Files that exist in some apps but not the template, not Tier B/C/D. Audit each one and pick a path:

1. Promote to Tier A — useful for everyone, move into the canonical set.
2. Promote to Tier B/C — useful but per-app, add to the scaffold.
3. Move out of repo root — into scripts/, docs/, or tests/ if it really should live in-repo, otherwise delete.
4. Delete — work-in-progress notes, debug scratchpads, abandoned spikes.

The current per-app extras are inventoried in docs/fleet-extras-audit.md. When you add a new class of file to an app, ask "should this be in scope for the fleet?" If yes, land it in the template first.

For drift in things other than root files — composer.json scripts, package.json scripts, CI workflows, appinfo/info.xml, README structure — see docs/fleet-drift-deeper.md. The drift there is significant (e.g. PHP min-version in info.xml ranges from 8.0 to 8.3 across the fleet despite the composer constraint being unified at ^8.3); that doc has the recommendations for each class.

How a canonical change flows

1. Open a PR against nextcloud-app-template (this repo) editing the canonical file.
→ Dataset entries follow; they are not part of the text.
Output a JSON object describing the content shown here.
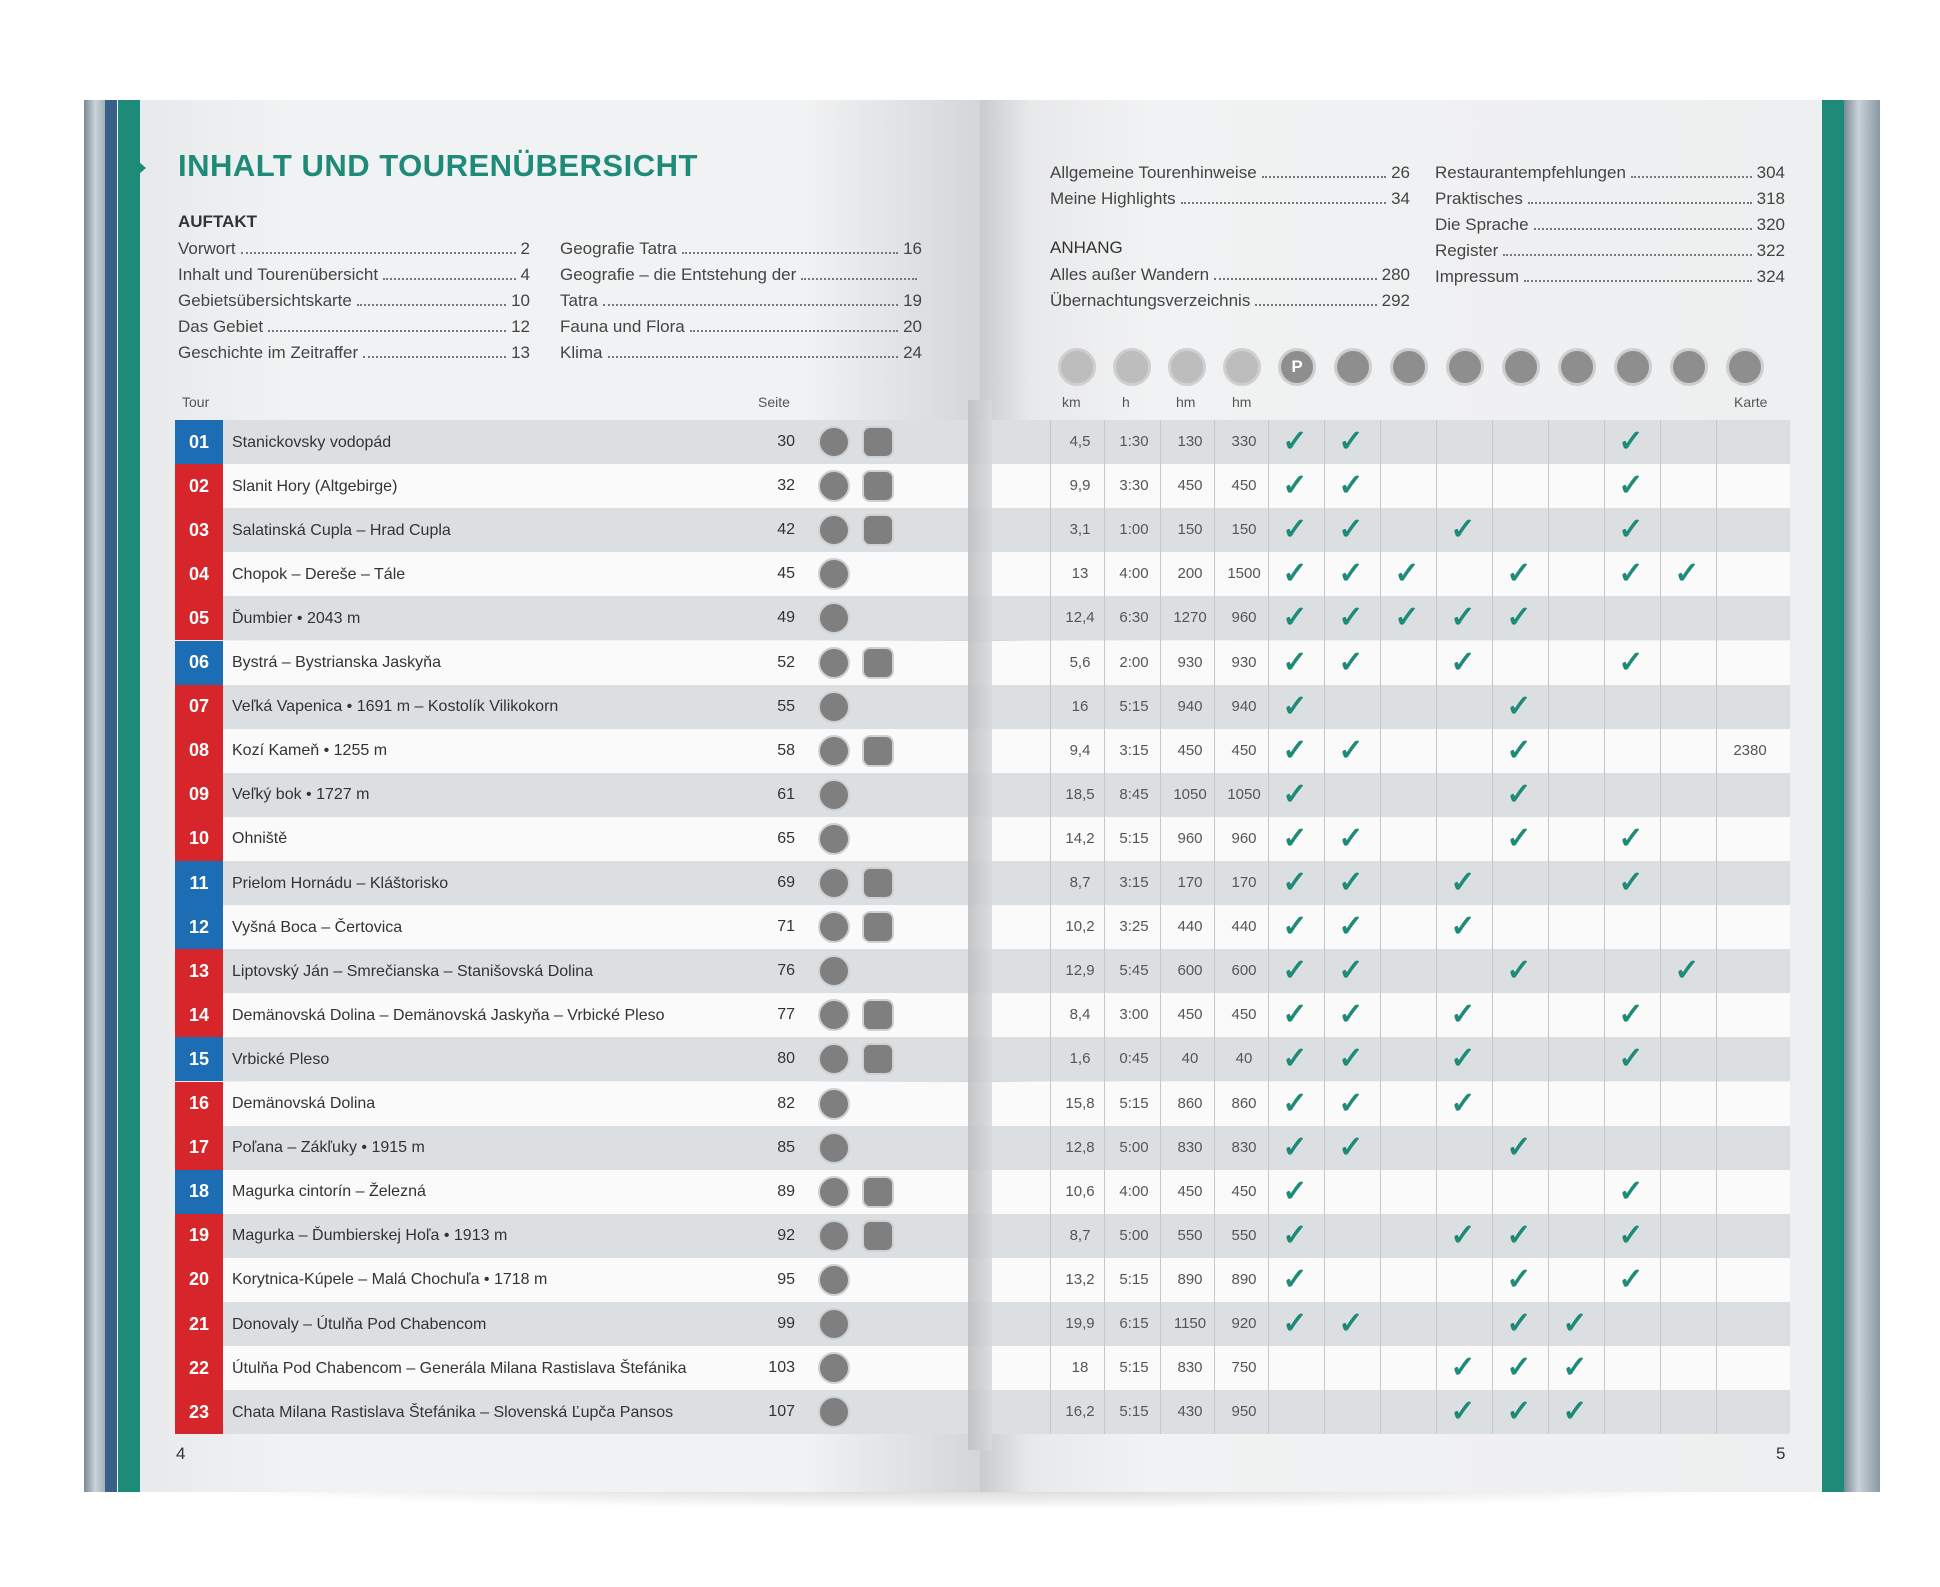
{
  "title": "INHALT UND TOURENÜBERSICHT",
  "toc": {
    "auftakt_heading": "AUFTAKT",
    "col1": [
      {
        "text": "Vorwort",
        "page": "2"
      },
      {
        "text": "Inhalt und Tourenübersicht",
        "page": "4"
      },
      {
        "text": "Gebietsübersichtskarte",
        "page": "10"
      },
      {
        "text": "Das Gebiet",
        "page": "12"
      },
      {
        "text": "Geschichte im Zeitraffer",
        "page": "13"
      }
    ],
    "col2": [
      {
        "text": "Geografie Tatra",
        "page": "16"
      },
      {
        "text": "Geografie – die Entstehung der",
        "page": ""
      },
      {
        "text": "Tatra",
        "page": "19"
      },
      {
        "text": "Fauna und Flora",
        "page": "20"
      },
      {
        "text": "Klima",
        "page": "24"
      }
    ],
    "col3": [
      {
        "text": "Allgemeine Tourenhinweise",
        "page": "26"
      },
      {
        "text": "Meine Highlights",
        "page": "34"
      }
    ],
    "anhang_heading": "ANHANG",
    "col3b": [
      {
        "text": "Alles außer Wandern",
        "page": "280"
      },
      {
        "text": "Übernachtungsverzeichnis",
        "page": "292"
      }
    ],
    "col4": [
      {
        "text": "Restaurantempfehlungen",
        "page": "304"
      },
      {
        "text": "Praktisches",
        "page": "318"
      },
      {
        "text": "Die Sprache",
        "page": "320"
      },
      {
        "text": "Register",
        "page": "322"
      },
      {
        "text": "Impressum",
        "page": "324"
      }
    ]
  },
  "headers": {
    "tour": "Tour",
    "seite": "Seite",
    "km": "km",
    "h": "h",
    "hm_up": "hm",
    "hm_down": "hm",
    "karte": "Karte"
  },
  "icon_row": [
    "route-icon",
    "ascent-icon",
    "descent-icon",
    "difficulty-icon",
    "parking-icon",
    "bus-icon",
    "train-icon",
    "cable-car-icon",
    "hut-icon",
    "refreshment-icon",
    "family-icon",
    "bike-icon",
    "map-icon"
  ],
  "icon_letters": [
    "",
    "",
    "",
    "",
    "P",
    "",
    "",
    "",
    "",
    "",
    "",
    "",
    ""
  ],
  "colors": {
    "red": "#d7262b",
    "blue": "#1c6db3",
    "green": "#1e8a78"
  },
  "tours": [
    {
      "n": "01",
      "c": "blue",
      "name": "Stanickovsky vodopád",
      "seite": "30",
      "fam": true,
      "km": "4,5",
      "h": "1:30",
      "up": "130",
      "down": "330",
      "checks": [
        1,
        1,
        0,
        0,
        0,
        0,
        1,
        0
      ],
      "karte": ""
    },
    {
      "n": "02",
      "c": "red",
      "name": "Slanit Hory (Altgebirge)",
      "seite": "32",
      "fam": true,
      "km": "9,9",
      "h": "3:30",
      "up": "450",
      "down": "450",
      "checks": [
        1,
        1,
        0,
        0,
        0,
        0,
        1,
        0
      ],
      "karte": ""
    },
    {
      "n": "03",
      "c": "red",
      "name": "Salatinská Cupla – Hrad Cupla",
      "seite": "42",
      "fam": true,
      "km": "3,1",
      "h": "1:00",
      "up": "150",
      "down": "150",
      "checks": [
        1,
        1,
        0,
        1,
        0,
        0,
        1,
        0
      ],
      "karte": ""
    },
    {
      "n": "04",
      "c": "red",
      "name": "Chopok – Dereše – Tále",
      "seite": "45",
      "fam": false,
      "km": "13",
      "h": "4:00",
      "up": "200",
      "down": "1500",
      "checks": [
        1,
        1,
        1,
        0,
        1,
        0,
        1,
        1
      ],
      "karte": ""
    },
    {
      "n": "05",
      "c": "red",
      "name": "Ďumbier • 2043 m",
      "seite": "49",
      "fam": false,
      "km": "12,4",
      "h": "6:30",
      "up": "1270",
      "down": "960",
      "checks": [
        1,
        1,
        1,
        1,
        1,
        0,
        0,
        0
      ],
      "karte": ""
    },
    {
      "n": "06",
      "c": "blue",
      "name": "Bystrá – Bystrianska Jaskyňa",
      "seite": "52",
      "fam": true,
      "km": "5,6",
      "h": "2:00",
      "up": "930",
      "down": "930",
      "checks": [
        1,
        1,
        0,
        1,
        0,
        0,
        1,
        0
      ],
      "karte": ""
    },
    {
      "n": "07",
      "c": "red",
      "name": "Veľká Vapenica • 1691 m – Kostolík Vilikokorn",
      "seite": "55",
      "fam": false,
      "km": "16",
      "h": "5:15",
      "up": "940",
      "down": "940",
      "checks": [
        1,
        0,
        0,
        0,
        1,
        0,
        0,
        0
      ],
      "karte": ""
    },
    {
      "n": "08",
      "c": "red",
      "name": "Kozí Kameň • 1255 m",
      "seite": "58",
      "fam": true,
      "km": "9,4",
      "h": "3:15",
      "up": "450",
      "down": "450",
      "checks": [
        1,
        1,
        0,
        0,
        1,
        0,
        0,
        0
      ],
      "karte": "2380"
    },
    {
      "n": "09",
      "c": "red",
      "name": "Veľký bok • 1727 m",
      "seite": "61",
      "fam": false,
      "km": "18,5",
      "h": "8:45",
      "up": "1050",
      "down": "1050",
      "checks": [
        1,
        0,
        0,
        0,
        1,
        0,
        0,
        0
      ],
      "karte": ""
    },
    {
      "n": "10",
      "c": "red",
      "name": "Ohniště",
      "seite": "65",
      "fam": false,
      "km": "14,2",
      "h": "5:15",
      "up": "960",
      "down": "960",
      "checks": [
        1,
        1,
        0,
        0,
        1,
        0,
        1,
        0
      ],
      "karte": ""
    },
    {
      "n": "11",
      "c": "blue",
      "name": "Prielom Hornádu – Kláštorisko",
      "seite": "69",
      "fam": true,
      "km": "8,7",
      "h": "3:15",
      "up": "170",
      "down": "170",
      "checks": [
        1,
        1,
        0,
        1,
        0,
        0,
        1,
        0
      ],
      "karte": ""
    },
    {
      "n": "12",
      "c": "blue",
      "name": "Vyšná Boca – Čertovica",
      "seite": "71",
      "fam": true,
      "km": "10,2",
      "h": "3:25",
      "up": "440",
      "down": "440",
      "checks": [
        1,
        1,
        0,
        1,
        0,
        0,
        0,
        0
      ],
      "karte": ""
    },
    {
      "n": "13",
      "c": "red",
      "name": "Liptovský Ján – Smrečianska – Stanišovská Dolina",
      "seite": "76",
      "fam": false,
      "km": "12,9",
      "h": "5:45",
      "up": "600",
      "down": "600",
      "checks": [
        1,
        1,
        0,
        0,
        1,
        0,
        0,
        1
      ],
      "karte": ""
    },
    {
      "n": "14",
      "c": "red",
      "name": "Demänovská Dolina – Demänovská Jaskyňa – Vrbické Pleso",
      "seite": "77",
      "fam": true,
      "km": "8,4",
      "h": "3:00",
      "up": "450",
      "down": "450",
      "checks": [
        1,
        1,
        0,
        1,
        0,
        0,
        1,
        0
      ],
      "karte": ""
    },
    {
      "n": "15",
      "c": "blue",
      "name": "Vrbické Pleso",
      "seite": "80",
      "fam": true,
      "km": "1,6",
      "h": "0:45",
      "up": "40",
      "down": "40",
      "checks": [
        1,
        1,
        0,
        1,
        0,
        0,
        1,
        0
      ],
      "karte": ""
    },
    {
      "n": "16",
      "c": "red",
      "name": "Demänovská Dolina",
      "seite": "82",
      "fam": false,
      "km": "15,8",
      "h": "5:15",
      "up": "860",
      "down": "860",
      "checks": [
        1,
        1,
        0,
        1,
        0,
        0,
        0,
        0
      ],
      "karte": ""
    },
    {
      "n": "17",
      "c": "red",
      "name": "Poľana – Zákľuky • 1915 m",
      "seite": "85",
      "fam": false,
      "km": "12,8",
      "h": "5:00",
      "up": "830",
      "down": "830",
      "checks": [
        1,
        1,
        0,
        0,
        1,
        0,
        0,
        0
      ],
      "karte": ""
    },
    {
      "n": "18",
      "c": "blue",
      "name": "Magurka cintorín – Železná",
      "seite": "89",
      "fam": true,
      "km": "10,6",
      "h": "4:00",
      "up": "450",
      "down": "450",
      "checks": [
        1,
        0,
        0,
        0,
        0,
        0,
        1,
        0
      ],
      "karte": ""
    },
    {
      "n": "19",
      "c": "red",
      "name": "Magurka – Ďumbierskej Hoľa • 1913 m",
      "seite": "92",
      "fam": true,
      "km": "8,7",
      "h": "5:00",
      "up": "550",
      "down": "550",
      "checks": [
        1,
        0,
        0,
        1,
        1,
        0,
        1,
        0
      ],
      "karte": ""
    },
    {
      "n": "20",
      "c": "red",
      "name": "Korytnica-Kúpele – Malá Chochuľa • 1718 m",
      "seite": "95",
      "fam": false,
      "km": "13,2",
      "h": "5:15",
      "up": "890",
      "down": "890",
      "checks": [
        1,
        0,
        0,
        0,
        1,
        0,
        1,
        0
      ],
      "karte": ""
    },
    {
      "n": "21",
      "c": "red",
      "name": "Donovaly – Útulňa Pod Chabencom",
      "seite": "99",
      "fam": false,
      "km": "19,9",
      "h": "6:15",
      "up": "1150",
      "down": "920",
      "checks": [
        1,
        1,
        0,
        0,
        1,
        1,
        0,
        0
      ],
      "karte": ""
    },
    {
      "n": "22",
      "c": "red",
      "name": "Útulňa Pod Chabencom – Generála Milana Rastislava Štefánika",
      "seite": "103",
      "fam": false,
      "km": "18",
      "h": "5:15",
      "up": "830",
      "down": "750",
      "checks": [
        0,
        0,
        0,
        1,
        1,
        1,
        0,
        0
      ],
      "karte": ""
    },
    {
      "n": "23",
      "c": "red",
      "name": "Chata Milana Rastislava Štefánika – Slovenská Ľupča Pansos",
      "seite": "107",
      "fam": false,
      "km": "16,2",
      "h": "5:15",
      "up": "430",
      "down": "950",
      "checks": [
        0,
        0,
        0,
        1,
        1,
        1,
        0,
        0
      ],
      "karte": ""
    }
  ],
  "check_glyph": "✓",
  "page_left": "4",
  "page_right": "5"
}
Test locally that the new rule is meaningful.

2. Merge to development.

3. Locally, from inside the hydra dev container, run the fleet-sync tool:

   cd /home/rubenlinde/nextcloud-docker-dev/workspace/server/apps-extra/hydra
   ./scripts/fleet-sync/sync.sh             # all fleet apps
   ./scripts/fleet-sync/sync.sh openconnector procest pipelinq   # subset

4. The script opens a PR on every targeted fleet app using your local gh auth credentials. The PRs carry the same diff and PR body for every target so review is consistent.
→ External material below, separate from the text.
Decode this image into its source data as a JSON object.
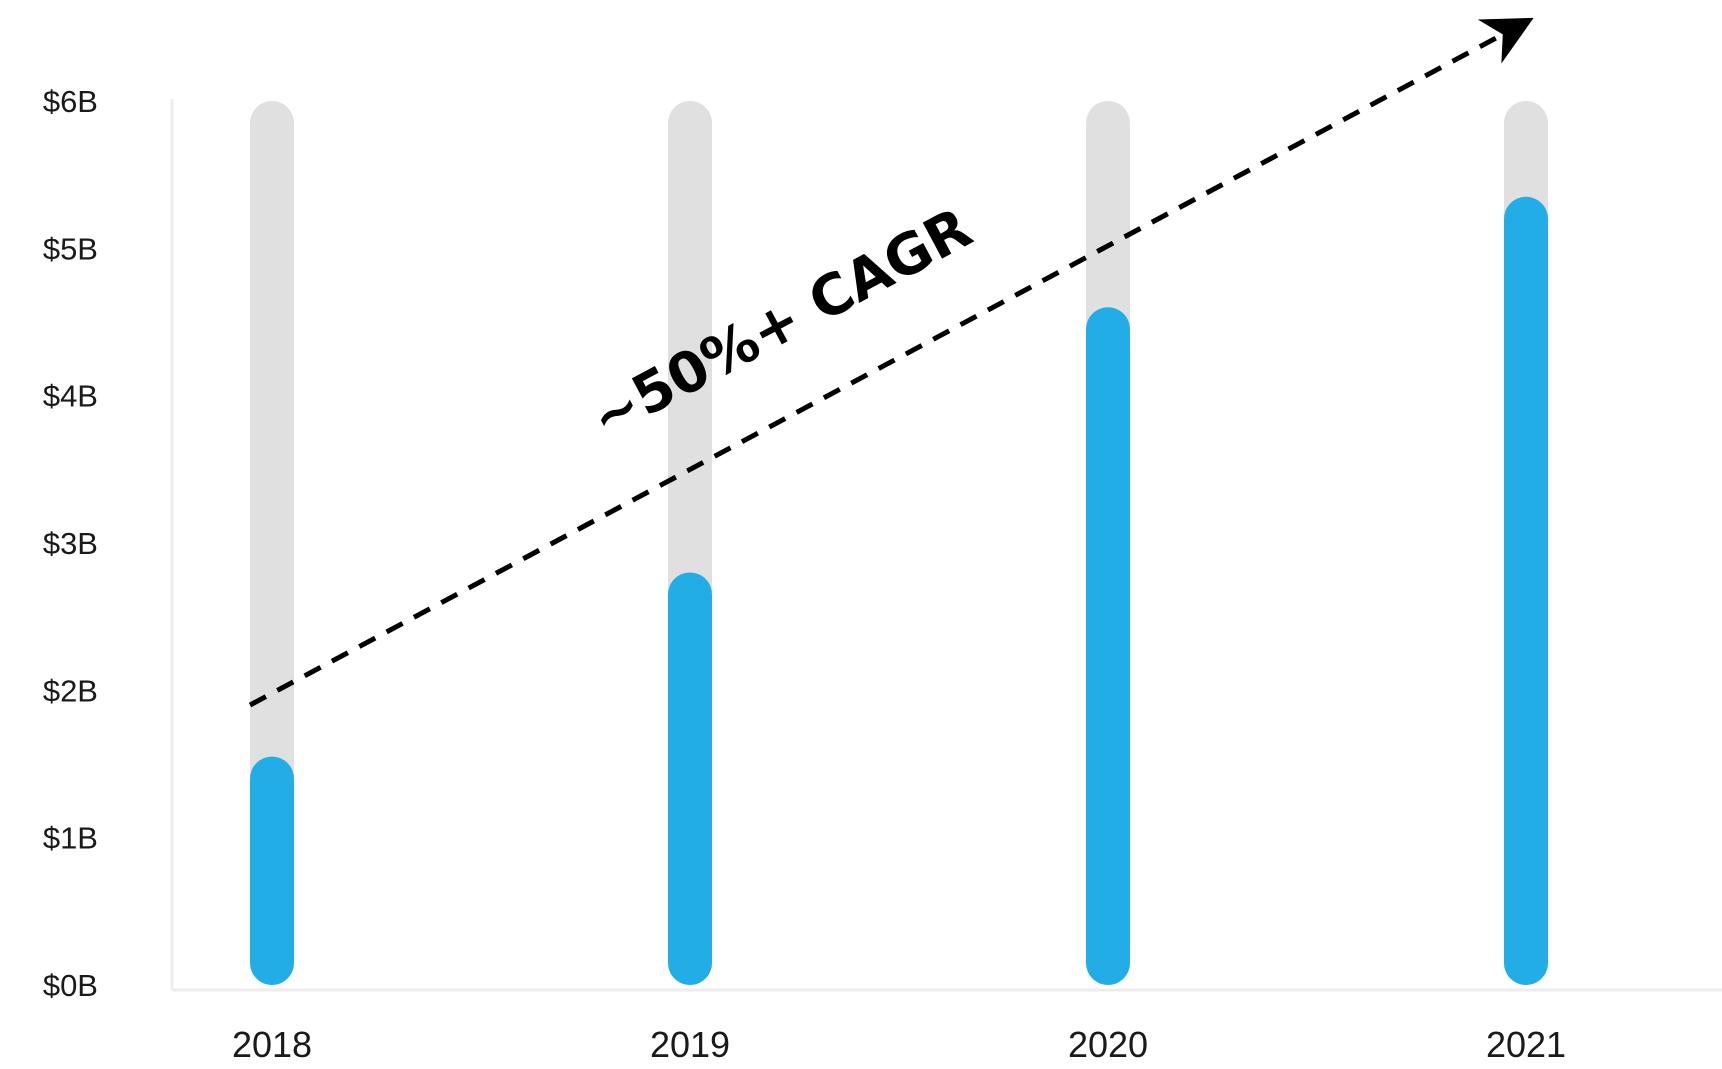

5. Each app's quality gates run on the PR. If they fail, the app needs pre-cleanup before the canonical change can land — file a per-app cleanup issue, fix, merge that, then re-run the sync.

The phpstan-baseline.neon and psalm-baseline.xml files capture pre-existing debt per app so a canonical rule tightening doesn't cascade into a fleet of broken PRs.

Why local instead of a GitHub Action

The earlier design ran the sync as a GHA workflow with a FLEET_SYNC_TOKEN secret. We retired that pattern in 2026-05: a single PAT with write access to every fleet repo, stored as a GHA secret, was a credential blast-radius we did not want to defend. Local-dev sync uses your own gh auth session — no shared token, no GHA secret to rotate, no third-party action with broad fleet access. Trade-off: someone has to run the sync manually after a canonical change. That's a small cost paid for a real security improvement.

Full design rationale + the sync script are in hydra/scripts/fleet-sync/.

What's NOT in scope

• ExApp sidecar wrappers (valtimo, openzaak, opentalk, openklant) — these are Python ExApps wrapped in a thin PHP shim; they have different CI shape and don't carry the PHP/JS toolchain. They're deliberately excluded from the fleet sync. Their root files are mostly Dockerfile, entrypoint.sh, requirements.txt, controller.toml.
• External repos (Softwarecatalogus, nextcloud-vue library, hydra) — these are not Conduction Nextcloud apps. They have their own config policies.
• Apps in apps-extra/ not listed in the sync config — typically in-development apps that haven't joined the fleet yet. Add them to the hydra sync tool's repos list when they're ready.

Quick reference

Question	Answer
Where does the canonical rule live?	This repo's root.
Who owns the canonical?	Whoever's editing the template. Land the change in the template first.
What if my app needs a per-app deviation?	Don't. Edit the template instead so everyone gets the change. The cosmetic deviations in phpcs.xml description / phpmd.xml ruleset name are the only allowed exceptions.
How do I trigger a fleet sync?	Locally: cd hydra && ./scripts/fleet-sync/sync.sh [target-app …]. Uses your gh auth session — no GHA secrets needed.
What if the sync PR breaks an app's tests?	Don't merge it. File a per-app cleanup issue, fix the app's source until it passes against the new canonical, then merge the sync PR.